[ID 20000323.059] mistruths in perlunicode.pod

March 23, 2000 20:56
[ID 20000323.059] mistruths in perlunicode.pod
Message ID:

This is a bug report for perl from,
generated with the help of perlbug 1.27 running under perl v5.5.670.

[Please enter your report here]

       o   Strings and patterns may contain characters that have
           an ordinal value larger than 255.  In Perl v5.6, this
           is only enabled if the lexical scope has a use utf8
           declaration (due to compatibility needs) but future
           versions may enable this by default.

This is apparently untrue.

  print ord(v2000), "\n";
  print ord("\x{7d0}"), "\n";

Both print "2000" regardless of whether use utf8 is in effect.  

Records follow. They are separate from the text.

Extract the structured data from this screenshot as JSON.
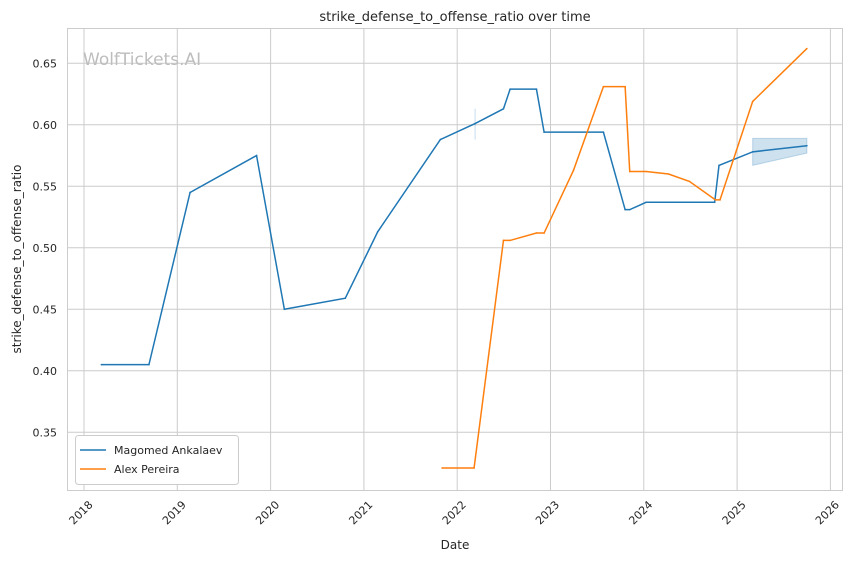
{
  "chart_data": {
    "type": "line",
    "title": "strike_defense_to_offense_ratio over time",
    "xlabel": "Date",
    "ylabel": "strike_defense_to_offense_ratio",
    "watermark": "WolfTickets.AI",
    "xlim": [
      "2017-10-20",
      "2026-02-10"
    ],
    "ylim": [
      0.303,
      0.679
    ],
    "x_ticks": [
      "2018",
      "2019",
      "2020",
      "2021",
      "2022",
      "2023",
      "2024",
      "2025",
      "2026"
    ],
    "y_ticks": [
      "0.35",
      "0.40",
      "0.45",
      "0.50",
      "0.55",
      "0.60",
      "0.65"
    ],
    "grid": true,
    "legend_position": "bottom-left",
    "series": [
      {
        "name": "Magomed Ankalaev",
        "color": "#1f77b4",
        "x": [
          "2018-03-10",
          "2018-09-12",
          "2019-02-20",
          "2019-11-07",
          "2020-02-24",
          "2020-10-20",
          "2021-02-24",
          "2021-10-27",
          "2022-03-12",
          "2022-07-01",
          "2022-07-27",
          "2022-11-07",
          "2022-12-07",
          "2023-07-27",
          "2023-10-20",
          "2023-11-07",
          "2024-01-10",
          "2024-10-05",
          "2024-10-22",
          "2025-03-03",
          "2025-10-01"
        ],
        "y": [
          0.405,
          0.405,
          0.545,
          0.575,
          0.45,
          0.459,
          0.513,
          0.588,
          0.601,
          0.613,
          0.629,
          0.629,
          0.594,
          0.594,
          0.531,
          0.531,
          0.537,
          0.537,
          0.567,
          0.578,
          0.583
        ],
        "error_marks": [
          {
            "x": "2022-03-12",
            "low": 0.588,
            "high": 0.613
          }
        ],
        "band": {
          "x": [
            "2025-03-03",
            "2025-10-01"
          ],
          "low": [
            0.567,
            0.577
          ],
          "high": [
            0.589,
            0.589
          ]
        }
      },
      {
        "name": "Alex Pereira",
        "color": "#ff7f0e",
        "x": [
          "2021-11-03",
          "2022-03-08",
          "2022-07-01",
          "2022-07-27",
          "2022-11-07",
          "2022-12-07",
          "2023-04-01",
          "2023-07-27",
          "2023-10-20",
          "2023-11-07",
          "2024-01-10",
          "2024-04-07",
          "2024-06-28",
          "2024-10-08",
          "2024-10-26",
          "2025-03-03",
          "2025-10-01"
        ],
        "y": [
          0.321,
          0.321,
          0.506,
          0.506,
          0.512,
          0.512,
          0.563,
          0.631,
          0.631,
          0.562,
          0.562,
          0.56,
          0.554,
          0.539,
          0.539,
          0.619,
          0.662
        ]
      }
    ]
  }
}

I'm really not sure HOW this is supposed to work, but if this is correct
behavior, it seems like the explanation would have to refer to the fact
that there is a bit that indicates whether strings are byte- or UTF-8-
encoded and that, no matter whether use utf8 is in effect, there are
constructs that generate UTF-8-encoded strings.  If this is undesirable
(personally, I think being able to generate UTF-8-encoded strings
without use utf8 *is* desirable) then the holes that allow the
generation of UTF-8-encoded strings in this version of perl without 
use utf8 should be closed.

Also, it seems like there ought to be a built-in function (available
WITHOUT use utf8) that can be used to determine whether a string is
UTF-8-encoded.  Or at least it should be in a separate pragma module
or available in a way that doesn't inflict the semantics of utf8 on
programs.  Something like isutf8($str) = TRUE if $str is UTF-8-encoded,
or perhaps encoding($str) = 'UTF-8'.  Maybe there is such a built-in
or pragma already but I haven't found it in the docs.  (Yet.)